The table in 31.5.1 [re.synopt]/1 says that regex_constants::collate "Specifies that character ranges of the form "[a-b]" shall be locale sensitive.", but 31.13 [re.grammar]/14 says that it affects individual character comparisons too.

[2012-02-12 Issaquah : recategorize as P3]

Marshall Clow: 28.13/14 only applies to ECMAScript

All: we're unsure

Jonathan Wakely: we should ask John Maddock

Move to P3

[2014-5-14, John Maddock response]

The original intention was the original wording: namely that collate only made character ranges locale sensitive.
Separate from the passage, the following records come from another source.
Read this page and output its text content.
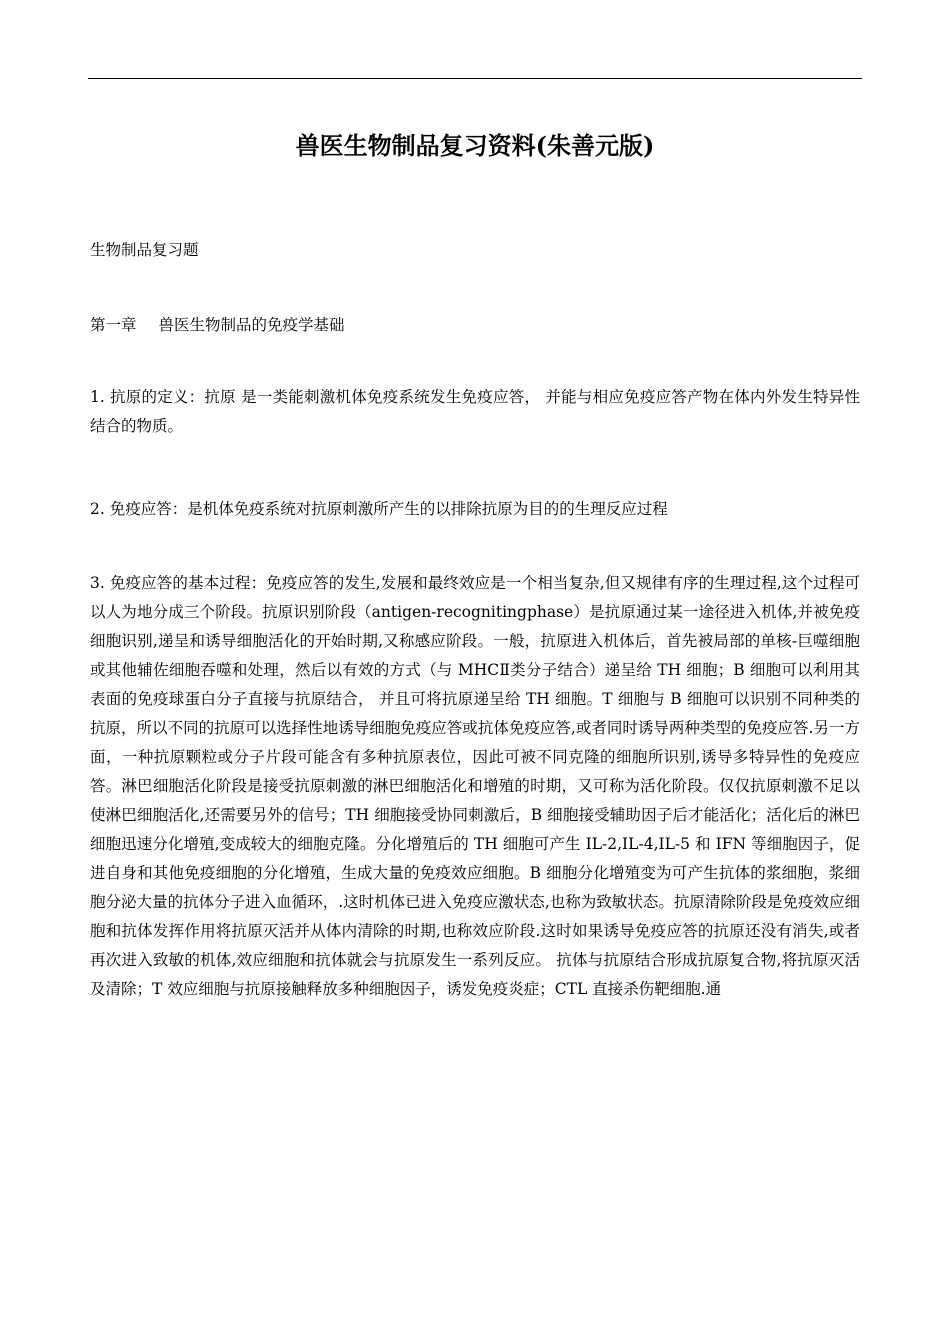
兽医生物制品复习资料(朱善元版)

生物制品复习题

第一章 兽医生物制品的免疫学基础

1. 抗原的定义：抗原 是一类能刺激机体免疫系统发生免疫应答， 并能与相应免疫应答产物在体内外发生特异性结合的物质。

2. 免疫应答：是机体免疫系统对抗原刺激所产生的以排除抗原为目的的生理反应过程

3. 免疫应答的基本过程：免疫应答的发生,发展和最终效应是一个相当复杂,但又规律有序的生理过程,这个过程可以人为地分成三个阶段。抗原识别阶段（antigen-recognitingphase）是抗原通过某一途径进入机体,并被免疫细胞识别,递呈和诱导细胞活化的开始时期,又称感应阶段。一般，抗原进入机体后，首先被局部的单核-巨噬细胞或其他辅佐细胞吞噬和处理，然后以有效的方式（与 MHCⅡ类分子结合）递呈给 TH 细胞；B 细胞可以利用其表面的免疫球蛋白分子直接与抗原结合， 并且可将抗原递呈给 TH 细胞。T 细胞与 B 细胞可以识别不同种类的抗原，所以不同的抗原可以选择性地诱导细胞免疫应答或抗体免疫应答,或者同时诱导两种类型的免疫应答.另一方面，一种抗原颗粒或分子片段可能含有多种抗原表位，因此可被不同克隆的细胞所识别,诱导多特异性的免疫应答。淋巴细胞活化阶段是接受抗原刺激的淋巴细胞活化和增殖的时期，又可称为活化阶段。仅仅抗原刺激不足以使淋巴细胞活化,还需要另外的信号；TH 细胞接受协同刺激后，B 细胞接受辅助因子后才能活化；活化后的淋巴细胞迅速分化增殖,变成较大的细胞克隆。分化增殖后的 TH 细胞可产生 IL-2,IL-4,IL-5 和 IFN 等细胞因子，促进自身和其他免疫细胞的分化增殖，生成大量的免疫效应细胞。B 细胞分化增殖变为可产生抗体的浆细胞，浆细胞分泌大量的抗体分子进入血循环，.这时机体已进入免疫应激状态,也称为致敏状态。抗原清除阶段是免疫效应细胞和抗体发挥作用将抗原灭活并从体内清除的时期,也称效应阶段.这时如果诱导免疫应答的抗原还没有消失,或者再次进入致敏的机体,效应细胞和抗体就会与抗原发生一系列反应。 抗体与抗原结合形成抗原复合物,将抗原灭活及清除；T 效应细胞与抗原接触释放多种细胞因子，诱发免疫炎症；CTL 直接杀伤靶细胞.通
To be frank it's a feature that's probably hardly ever used (though I have no real hard data on that), and is a leftover from early POSIX standards which required locale sensitive collation for character ranges, and then later changed to implementation defined if I remember correctly (basically nobody implemented locale-dependent collation).
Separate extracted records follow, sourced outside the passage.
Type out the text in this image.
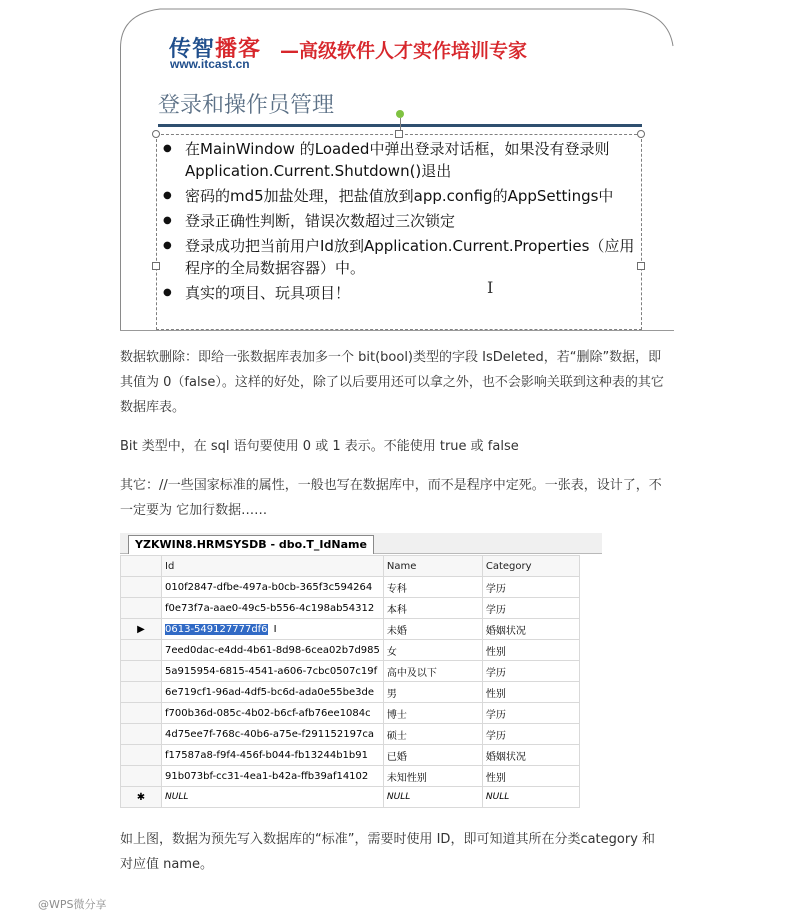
传智播客
www.itcast.cn
—高级软件人才实作培训专家
登录和操作员管理
● 在MainWindow 的Loaded中弹出登录对话框，如果没有登录则Application.Current.Shutdown()退出
● 密码的md5加盐处理，把盐值放到app.config的AppSettings中
● 登录正确性判断，错误次数超过三次锁定
● 登录成功把当前用户Id放到Application.Current.Properties（应用程序的全局数据容器）中。
● 真实的项目、玩具项目！	I
数据软删除：即给一张数据库表加多一个 bit(bool)类型的字段 IsDeleted，若“删除”数据，即其值为 0（false）。这样的好处，除了以后要用还可以拿之外，也不会影响关联到这种表的其它数据库表。
Bit 类型中，在 sql 语句要使用 0 或 1 表示。不能使用 true 或 false
其它：//一些国家标准的属性，一般也写在数据库中，而不是程序中定死。一张表，设计了，不一定要为 它加行数据……
YZKWIN8.HRMSYSDB - dbo.T_IdName
	Id	Name	Category
	010f2847-dfbe-497a-b0cb-365f3c594264	专科	学历
	f0e73f7a-aae0-49c5-b556-4c198ab54312	本科	学历
▶	0613-549127777df6 I	未婚	婚姻状况
	7eed0dac-e4dd-4b61-8d98-6cea02b7d985	女	性别
	5a915954-6815-4541-a606-7cbc0507c19f	高中及以下	学历
	6e719cf1-96ad-4df5-bc6d-ada0e55be3de	男	性别
	f700b36d-085c-4b02-b6cf-afb76ee1084c	博士	学历
	4d75ee7f-768c-40b6-a75e-f291152197ca	硕士	学历
	f17587a8-f9f4-456f-b044-fb13244b1b91	已婚	婚姻状况
	91b073bf-cc31-4ea1-b42a-ffb39af14102	未知性别	性别
✱	NULL	NULL	NULL
如上图，数据为预先写入数据库的“标准”，需要时使用 ID，即可知道其所在分类category 和对应值 name。
@WPS微分享
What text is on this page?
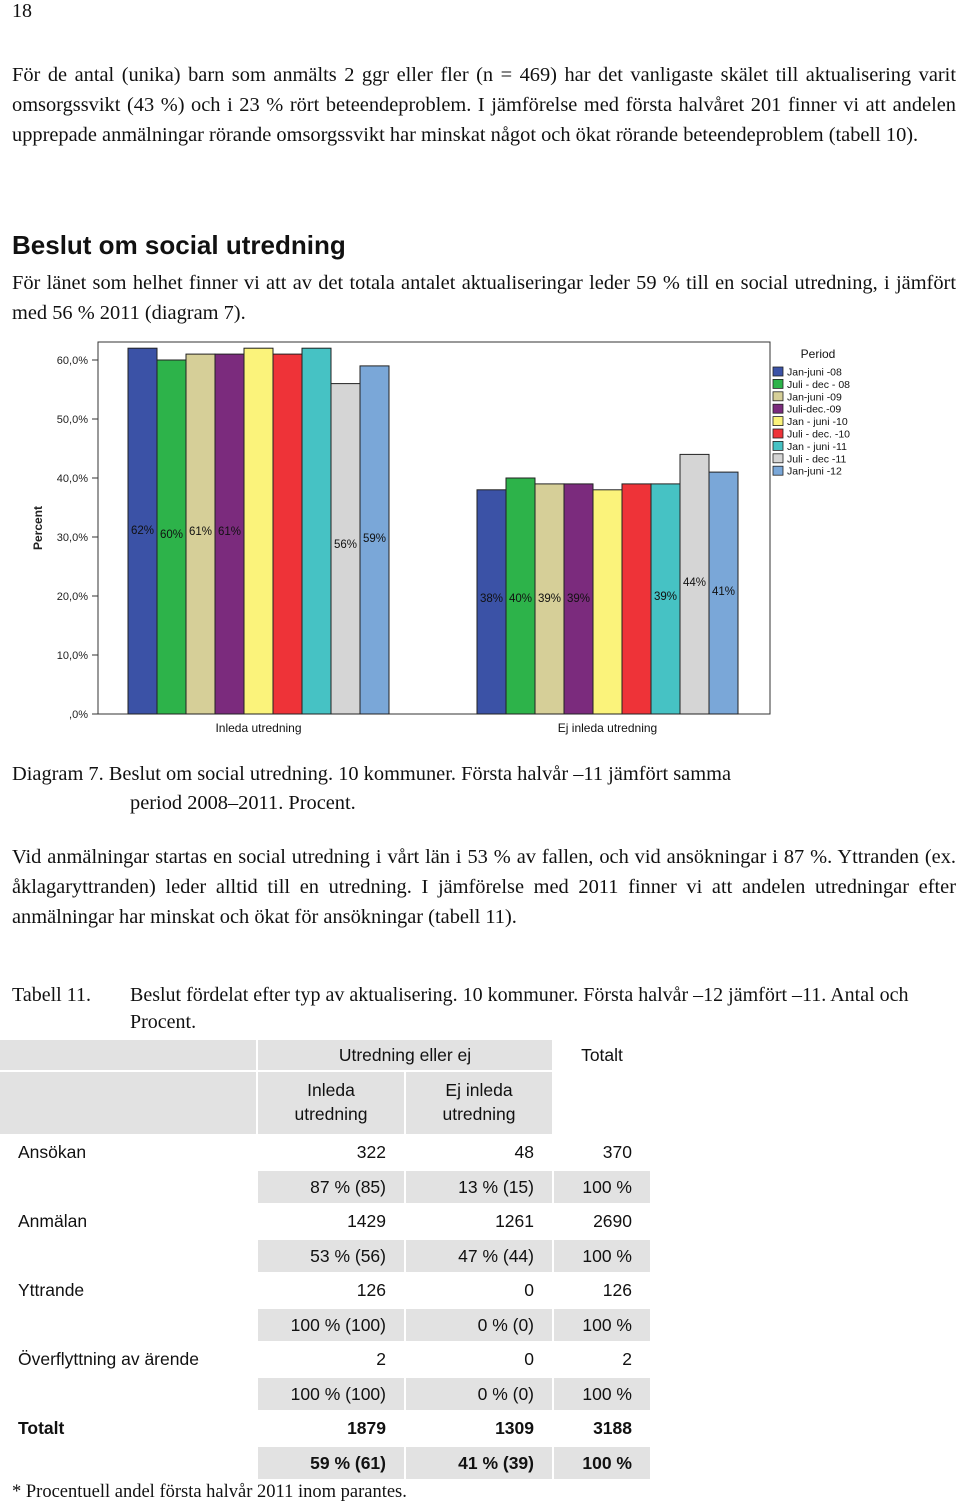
18

För de antal (unika) barn som anmälts 2 ggr eller fler (n = 469) har det vanligaste skälet till aktualisering varit omsorgssvikt (43 %) och i 23 % rört beteendeproblem. I jämförelse med första halvåret 201 finner vi att andelen upprepade anmälningar rörande omsorgssvikt har minskat något och ökat rörande beteendeproblem (tabell 10).

Beslut om social utredning

För länet som helhet finner vi att av det totala antalet aktualiseringar leder 59 % till en social utredning, i jämfört med 56 % 2011 (diagram 7).

,0%
10,0%
20,0%
30,0%
40,0%
50,0%
60,0%
Percent	62%
38%
60%
40%
61%
39%
61%
39%	39%
56%
44%
59%
41%
Inleda utredning	Ej inleda utredning
Period
Jan-juni -08
Juli - dec - 08
Jan-juni -09
Juli-dec.-09
Jan - juni -10
Juli - dec. -10
Jan - juni -11
Juli - dec -11
Jan-juni -12

Diagram 7. Beslut om social utredning. 10 kommuner. Första halvår –11 jämfört samma
period 2008–2011. Procent.

Vid anmälningar startas en social utredning i vårt län i 53 % av fallen, och vid ansökningar i 87 %. Yttranden (ex. åklagaryttranden) leder alltid till en utredning. I jämförelse med 2011 finner vi att andelen utredningar efter anmälningar har minskat och ökat för ansökningar (tabell 11).

Tabell 11. Beslut fördelat efter typ av aktualisering. 10 kommuner. Första halvår –12 jämfört –11. Antal och Procent.
Utredning eller ej	Totalt
Inleda utredning
Ej inleda utredning
Ansökan	322	48	370
87 % (85)	13 % (15)	100 %
Anmälan	1429	1261	2690
53 % (56)	47 % (44)	100 %
Yttrande	126	0	126
100 % (100)	0 % (0)	100 %
Överflyttning av ärende	2	0	2
100 % (100)	0 % (0)	100 %
Totalt	1879	1309	3188
59 % (61)	41 % (39)	100 %

* Procentuell andel första halvår 2011 inom parantes.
So I guess the question is do we gain anything by requiring all character-comparisons to go through the locale when this bit is set? Certainly it adds a great deal to the implementation effort (it's not what Boost.Regex has ever done). I guess the question is are differing code-points that collate identically an important use case? I guess there might be a few Unicode code points that do that, but I don't know how to go about verifying that.

STL:

If this was unintentional, then 31.5.1 [re.synopt]/1's table should be left alone, while 31.13 [re.grammar]/14 should be changed instead.

Jeffrey Yasskin:

This page mentions that [V] in Swedish should match "W" in a perfect world.
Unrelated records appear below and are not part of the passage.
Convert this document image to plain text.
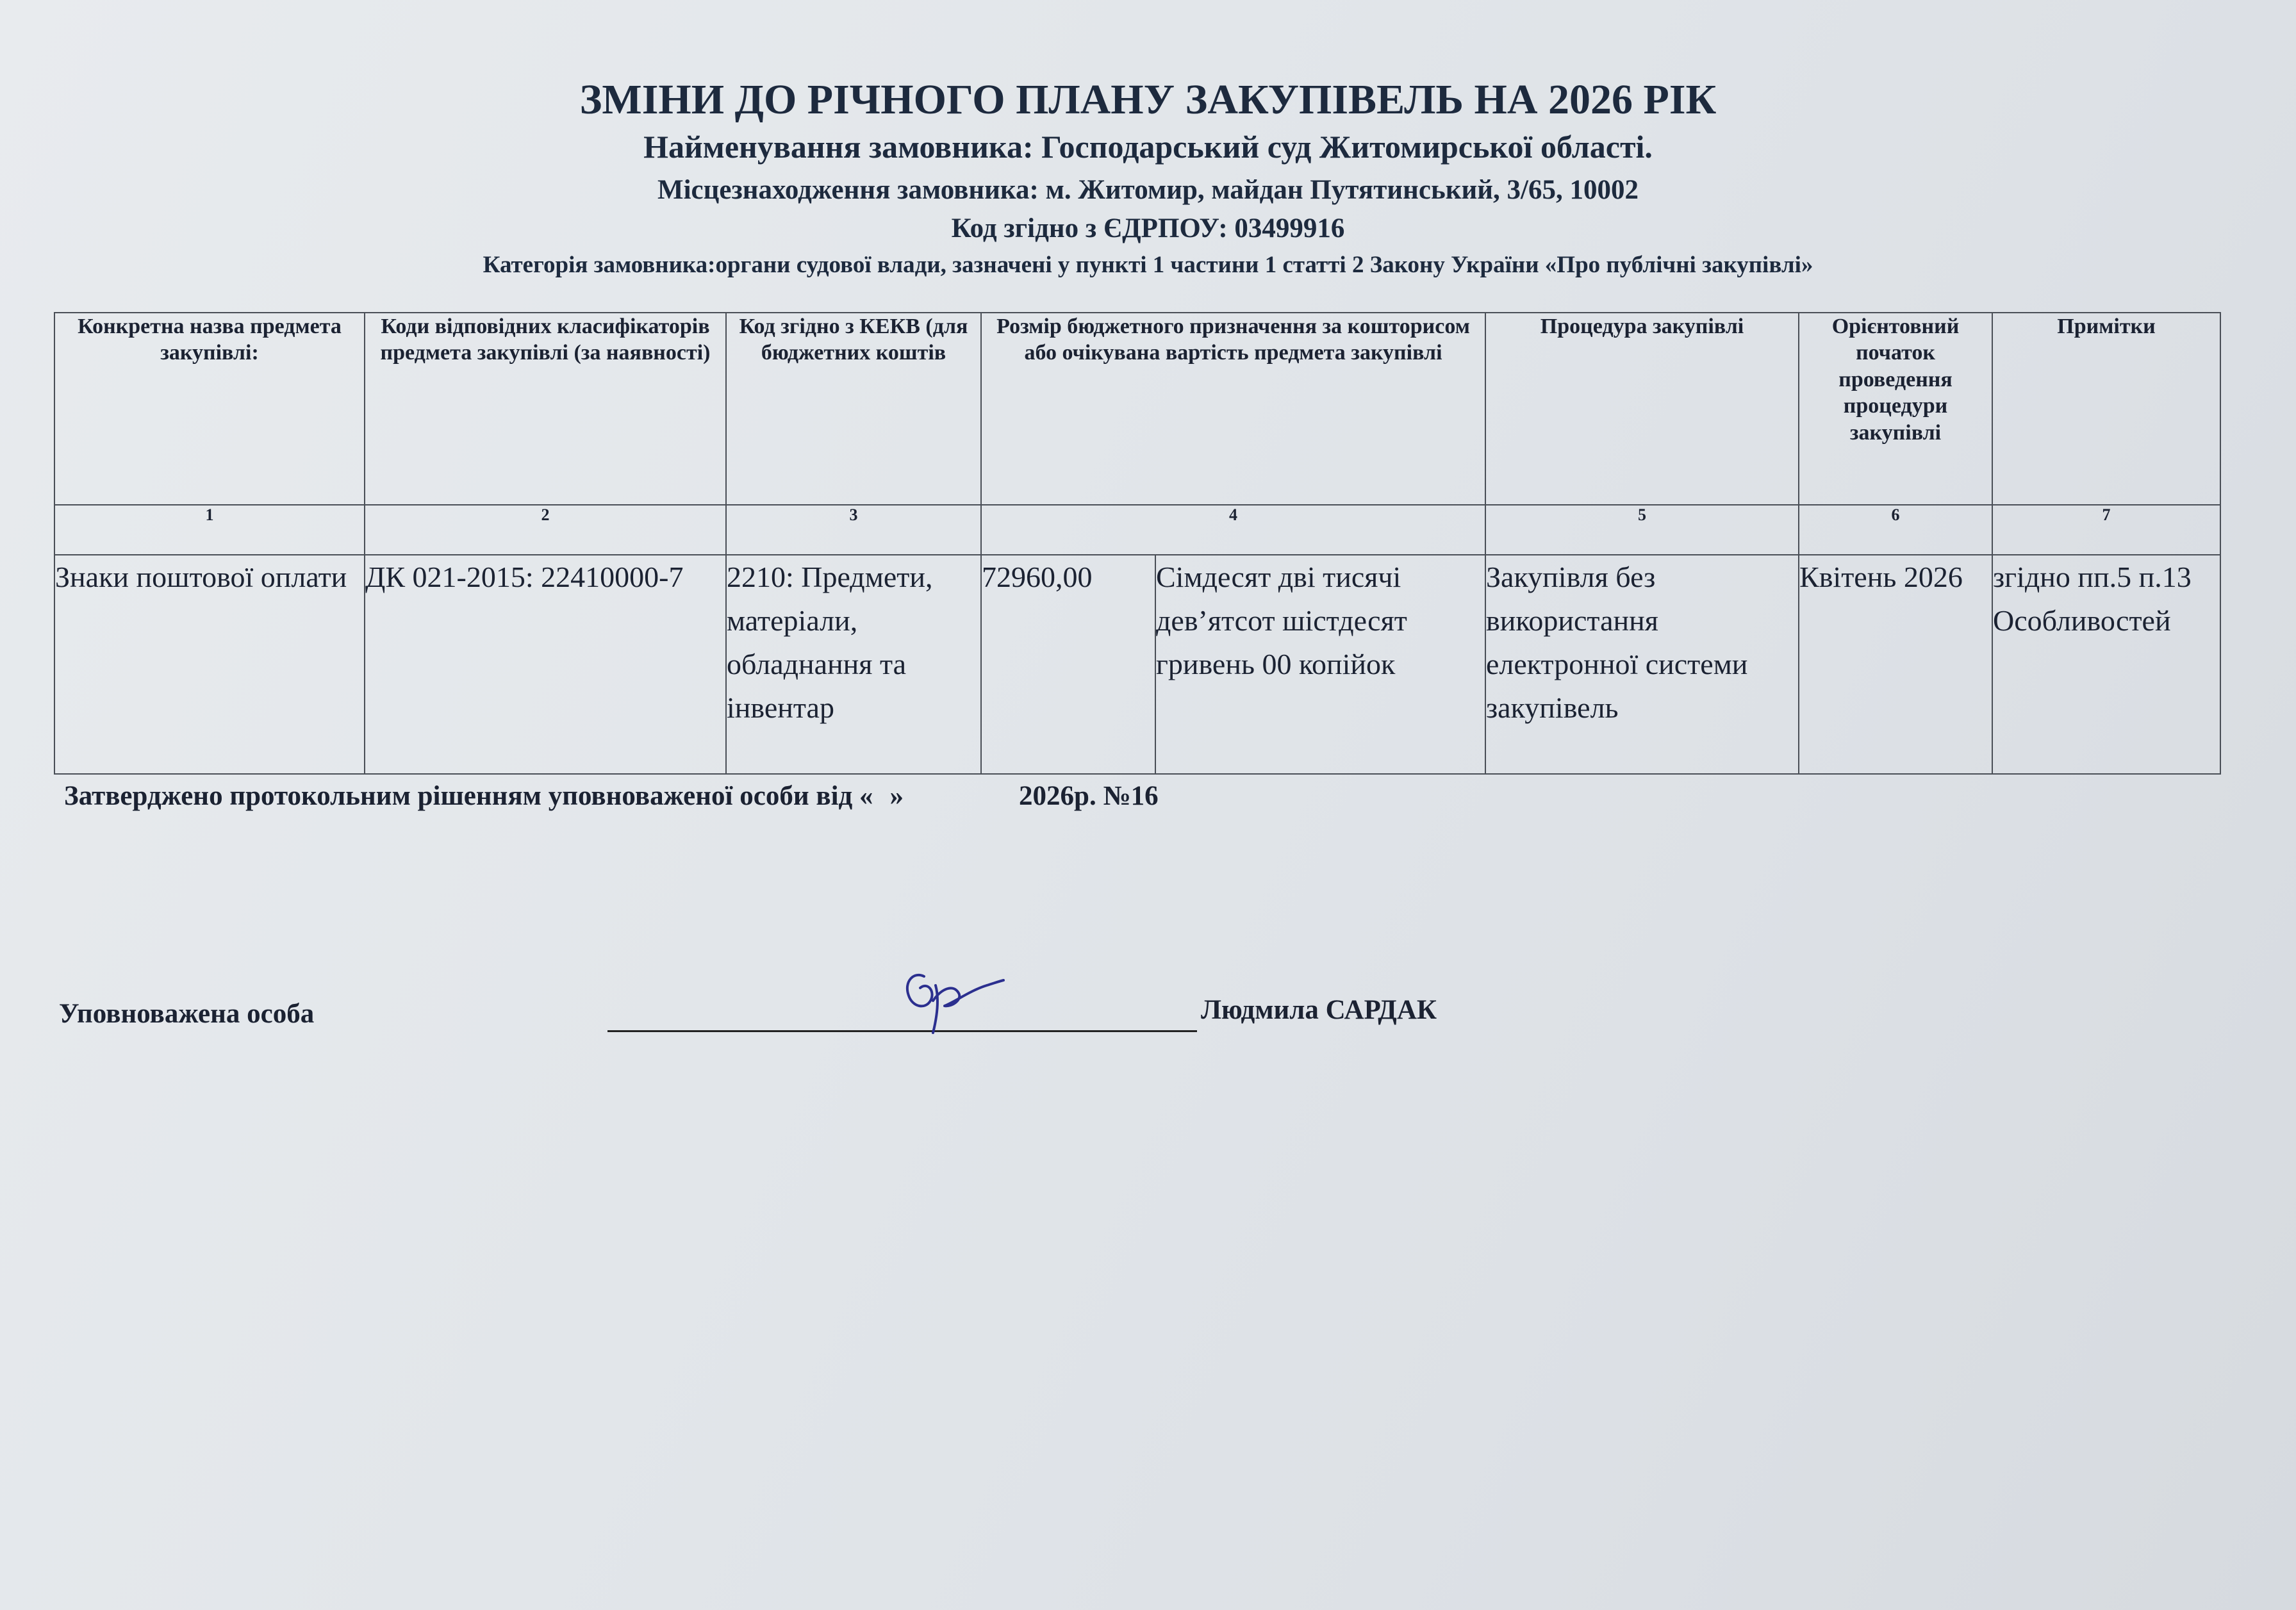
ЗМІНИ ДО РІЧНОГО ПЛАНУ ЗАКУПІВЕЛЬ НА 2026 РІК
Найменування замовника: Господарський суд Житомирської області.
Місцезнаходження замовника: м. Житомир, майдан Путятинський, 3/65, 10002
Код згідно з ЄДРПОУ: 03499916
Категорія замовника:органи судової влади, зазначені у пункті 1 частини 1 статті 2 Закону України «Про публічні закупівлі»
Конкретна назва предмета закупівлі:	Коди відповідних класифікаторів предмета закупівлі (за наявності)	Код згідно з КЕКВ (для бюджетних коштів	Розмір бюджетного призначення за кошторисом або очікувана вартість предмета закупівлі		Процедура закупівлі	Орієнтовний початок проведення процедури закупівлі	Примітки
1	2	3	4		5	6	7
Знаки поштової оплати	ДК 021-2015: 22410000-7	2210: Предмети, матеріали, обладнання та інвентар	72960,00	Сімдесят дві тисячі дев’ятсот шістдесят гривень 00 копійок	Закупівля без використання електронної системи закупівель	Квітень 2026	згідно пп.5 п.13 Особливостей
Затверджено протокольним рішенням уповноваженої особи від « »	2026р. №16
Уповноважена особа	Людмила САРДАК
However, the most recent version of TR18 retracts both language-specific loose matches and language-specific ranges because "for most full-featured regular expression engines, it is quite difficult to match under code point equivalences that are not 1:1" and "tailored ranges can be quite difficult to implement properly, and can have very unexpected results in practice. For example, languages may also vary whether they consider lowercase below uppercase or the reverse. This can have some surprising results: [a-Z] may not match anything if Z < a in that locale."

ECMAScript doesn't include collation at all.

IMO, +1 to changing 28.13 instead of 28.5.1. It seems like we'd be on fairly solid ground if we wanted to remove regex_constants::collate entirely, in favor of named character classes, but of course that's not for this issue.

Proposed resolution:

This wording is relative to N3691.

  1. In 31.5.1 [re.synopt]/1, Table 138 — "syntax_option_type effects", change as indicated:

    Table 138 — syntax_option_type effects
    Element Effect(s) if set
    collate Specifies that character ranges of the form "[a-b]"comparisons and character range comparisons shall be locale sensitive.